A separate 2021 study by scientists from the U.S. Geological Society found that the type of uranium mining conducted at Pinyon Plain Mine has historically had no confirmed effects on uranium levels in the groundwater sampled in and around the Grand Canyon. But the study also noted that it could take many years for any related pollution to reach the groundwater. 

That potential for negative long-term effects are what Havasupai Tribe members are concerned about. Dianna Uqualla, a Havasupai Tribal Council member, says if there’s pollution in the aquifer years from now, she doubts anyone will take responsibility. 

“Who’s going to pay the price?” she asked. “Who’s going to be the one to say, ‘Yeah, I did it’? I don’t think anybody’s going to do that. They’re just going to say, ‘Well, one less tribe, and we’re happy for that,’ is what the non-Natives will probably think.” 

Uqualla is familiar with the long history of damage wrought by uranium mining on Native lands. In the nearby Navajo Nation, years of uranium mining caused lung cancer and a decadeslong struggle to get compensation. The mining was so widely harmful that the Navajo Nation has banned the transport of radioactive and related materials through their lands

Despite that ban, once mined, the uranium ore from Pinyon Plain Mine will be trucked to the White Mesa Mill in southern Utah along state and federal highways, including  through Navajo Nation.

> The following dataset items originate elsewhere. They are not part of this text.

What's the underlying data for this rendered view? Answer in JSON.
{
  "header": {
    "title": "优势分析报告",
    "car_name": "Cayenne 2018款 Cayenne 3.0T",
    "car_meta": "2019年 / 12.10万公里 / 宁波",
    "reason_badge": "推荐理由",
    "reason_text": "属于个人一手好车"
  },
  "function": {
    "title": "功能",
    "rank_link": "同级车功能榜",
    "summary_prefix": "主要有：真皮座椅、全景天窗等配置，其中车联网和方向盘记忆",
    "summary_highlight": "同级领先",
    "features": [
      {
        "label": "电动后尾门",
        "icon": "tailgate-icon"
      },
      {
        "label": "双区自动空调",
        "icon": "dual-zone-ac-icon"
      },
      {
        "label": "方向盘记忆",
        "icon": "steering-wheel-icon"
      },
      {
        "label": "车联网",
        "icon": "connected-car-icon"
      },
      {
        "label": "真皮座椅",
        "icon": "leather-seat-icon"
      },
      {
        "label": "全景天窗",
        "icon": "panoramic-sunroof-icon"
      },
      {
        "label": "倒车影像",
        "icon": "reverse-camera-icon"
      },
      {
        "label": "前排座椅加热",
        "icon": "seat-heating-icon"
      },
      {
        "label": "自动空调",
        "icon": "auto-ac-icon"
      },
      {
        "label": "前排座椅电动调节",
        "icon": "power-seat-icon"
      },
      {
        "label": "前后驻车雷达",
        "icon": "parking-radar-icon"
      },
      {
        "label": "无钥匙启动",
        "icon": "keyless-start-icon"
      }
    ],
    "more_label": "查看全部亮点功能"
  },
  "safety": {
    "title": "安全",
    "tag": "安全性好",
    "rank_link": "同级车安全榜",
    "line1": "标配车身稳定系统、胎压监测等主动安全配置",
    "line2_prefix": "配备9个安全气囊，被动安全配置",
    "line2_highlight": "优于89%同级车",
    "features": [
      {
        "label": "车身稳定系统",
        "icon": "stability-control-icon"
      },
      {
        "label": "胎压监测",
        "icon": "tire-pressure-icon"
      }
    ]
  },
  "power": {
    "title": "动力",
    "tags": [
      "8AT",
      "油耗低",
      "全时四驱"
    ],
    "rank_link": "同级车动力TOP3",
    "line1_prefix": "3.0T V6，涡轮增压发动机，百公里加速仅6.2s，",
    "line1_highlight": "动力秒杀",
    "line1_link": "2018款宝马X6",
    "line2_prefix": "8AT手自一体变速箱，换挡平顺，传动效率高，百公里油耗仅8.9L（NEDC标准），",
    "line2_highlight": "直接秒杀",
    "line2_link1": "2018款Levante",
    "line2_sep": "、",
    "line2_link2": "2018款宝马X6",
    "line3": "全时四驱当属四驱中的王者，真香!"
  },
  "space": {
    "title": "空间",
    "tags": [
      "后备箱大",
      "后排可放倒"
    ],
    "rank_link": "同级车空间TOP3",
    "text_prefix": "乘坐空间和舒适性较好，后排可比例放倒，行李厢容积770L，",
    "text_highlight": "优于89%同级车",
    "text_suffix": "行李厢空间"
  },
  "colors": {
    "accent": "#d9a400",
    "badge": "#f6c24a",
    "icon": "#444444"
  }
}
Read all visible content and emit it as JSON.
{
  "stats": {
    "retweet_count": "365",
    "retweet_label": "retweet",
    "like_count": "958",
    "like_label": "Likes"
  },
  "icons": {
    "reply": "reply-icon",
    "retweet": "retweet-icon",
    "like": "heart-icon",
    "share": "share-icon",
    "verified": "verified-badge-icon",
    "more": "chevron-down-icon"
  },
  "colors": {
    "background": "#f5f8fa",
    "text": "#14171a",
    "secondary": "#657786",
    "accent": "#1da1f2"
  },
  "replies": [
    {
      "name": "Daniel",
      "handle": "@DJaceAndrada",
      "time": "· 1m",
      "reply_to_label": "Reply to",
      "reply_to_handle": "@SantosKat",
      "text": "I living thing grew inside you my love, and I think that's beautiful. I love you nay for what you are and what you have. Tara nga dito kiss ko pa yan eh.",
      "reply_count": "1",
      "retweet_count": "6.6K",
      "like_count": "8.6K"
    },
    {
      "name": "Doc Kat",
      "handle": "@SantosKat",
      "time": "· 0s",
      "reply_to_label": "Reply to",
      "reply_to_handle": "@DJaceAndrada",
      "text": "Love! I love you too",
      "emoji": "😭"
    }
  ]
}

Navajo President Buu Nygren has implored the federal government to step in on the matter. 

Once the ore makes it to White Mesa Mill, the company will extract natural uranium concentrate from the uranium ore, before selling the powder to U.S. nuclear power facilities, which arrange for the concentrate to be sent to other facilities for conversion and enrichment. 

Moore says that uranium mining is much safer and better regulated than it was decades ago, and trucking the uranium ore is safe. Uqualla and Tilousi remain skeptical. 

Tilousi wishes that Congress would update the 1872 mining law that allowed Energy Fuels to continue operating a mine on a national monument. That’s something the Biden administration has recommended too, in part because the law allows companies to hold mining rights for long periods of time, which sows distrust among local communities including Indigenous peoples. 

Tilousi is hopeful reform can happen but doesn’t expect it anytime soon. 

“As a Native American living in this country, we are always fighting something,” Tilousi said. “It seems like we are always fighting for our existence.”